Childcare services could be suspended before March break if a deal can’t breached between the City of Toronto and the union representing the city’s inside workers.
The city released their contingency plan for service delivery if the impending strike set to happen on March 14.
The #CityofTO today announced its contingency plan for service delivery in the event of a labour disruption involving members of CUPE Local 79, the union representing the City’s inside workers. News release: https://t.co/2dfAtJZu33 pic.twitter.com/0KmCrvBHFH
— City of Toronto (@cityoftoronto) March 9, 2020
CUPE Local 79, represents 24,000 inside workers works in various city divisions, including homeless shelters, public health, inspectors, transportation, childcare centres, employment and social services, recreation programs and long-term care homes.
The main bargaining points for the union is job security, wages, benefits and parental leave.
According to the city, if the strike happens, families will be impacted the most.
All city-operated early learning and childcare centres will be closed, as well as programs for March Break camps and event permits at all city recreations centres, pools, fitness centres, ski hills and some arenas and outdoor ice rinks.
The city ensures that Toronto Public Health services for COVID-19 will remain but all non-critical by the agency will be suspended.
The TTC and transit, long-term care services, Toronto Police and Paramedic services will not be impacted by the strike.

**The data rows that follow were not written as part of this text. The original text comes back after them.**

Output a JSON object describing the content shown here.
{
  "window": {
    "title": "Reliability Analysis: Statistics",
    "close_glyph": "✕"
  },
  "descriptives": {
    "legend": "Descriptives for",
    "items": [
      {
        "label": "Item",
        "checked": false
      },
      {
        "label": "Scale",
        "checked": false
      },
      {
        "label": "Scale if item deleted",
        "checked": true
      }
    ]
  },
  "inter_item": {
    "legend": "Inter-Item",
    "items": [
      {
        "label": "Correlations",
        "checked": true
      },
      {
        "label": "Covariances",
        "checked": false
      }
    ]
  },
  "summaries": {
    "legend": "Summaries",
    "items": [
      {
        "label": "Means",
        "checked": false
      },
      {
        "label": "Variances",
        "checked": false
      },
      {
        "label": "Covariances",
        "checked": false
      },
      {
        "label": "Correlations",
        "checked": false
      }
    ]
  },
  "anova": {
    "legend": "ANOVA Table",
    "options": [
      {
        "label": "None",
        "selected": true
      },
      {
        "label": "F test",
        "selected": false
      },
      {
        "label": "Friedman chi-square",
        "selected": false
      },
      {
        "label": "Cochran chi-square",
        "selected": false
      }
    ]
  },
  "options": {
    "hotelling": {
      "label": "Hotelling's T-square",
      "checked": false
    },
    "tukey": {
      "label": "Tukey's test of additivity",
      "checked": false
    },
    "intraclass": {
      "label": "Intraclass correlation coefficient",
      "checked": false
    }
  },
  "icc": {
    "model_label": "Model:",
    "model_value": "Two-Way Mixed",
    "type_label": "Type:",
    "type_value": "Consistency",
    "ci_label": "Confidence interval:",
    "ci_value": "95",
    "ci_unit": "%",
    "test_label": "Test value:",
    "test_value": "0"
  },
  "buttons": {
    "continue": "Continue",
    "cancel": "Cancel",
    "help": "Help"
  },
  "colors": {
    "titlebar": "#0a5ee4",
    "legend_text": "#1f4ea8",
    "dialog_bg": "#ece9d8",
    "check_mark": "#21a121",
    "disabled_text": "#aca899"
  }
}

But the union hopes the city will come back to the bargaining table instead of focusing on contingency plans.
— CUPE Local 79 (@cupelocal79) March 9, 2020
“The best possible contingency plan is to negotiate a fair contract,” Dave Mitchell, President of Local 79 said in a statement on Monday.
“Our focus remains on doing the work necessary to conclude negotiations without a labour disruption, but time is running out,” he said.
“We have four-and-a-half days left to negotiate four collective agreements that are fair to all parties and protect the vital quality public services that residents expect and depend on. That goal remains possible, but becomes much more difficult when the City fails to put its attention where it needs to be.”
Mitchell added that the contingency plan will not help families who need services during March Break and urged the city to “get serious” about bargaining a fair contract so they can get back to the “important work” residents expect.
The inside workers have been bargaining with the city since December 2019 and requested a no-board report on February 21 after meeting with a conciliation officer provided by the province. This means that even with the assistance of the officer, who is meant to improve negotiations, was not able to bring the two parties together to agree on a better contract for the workers.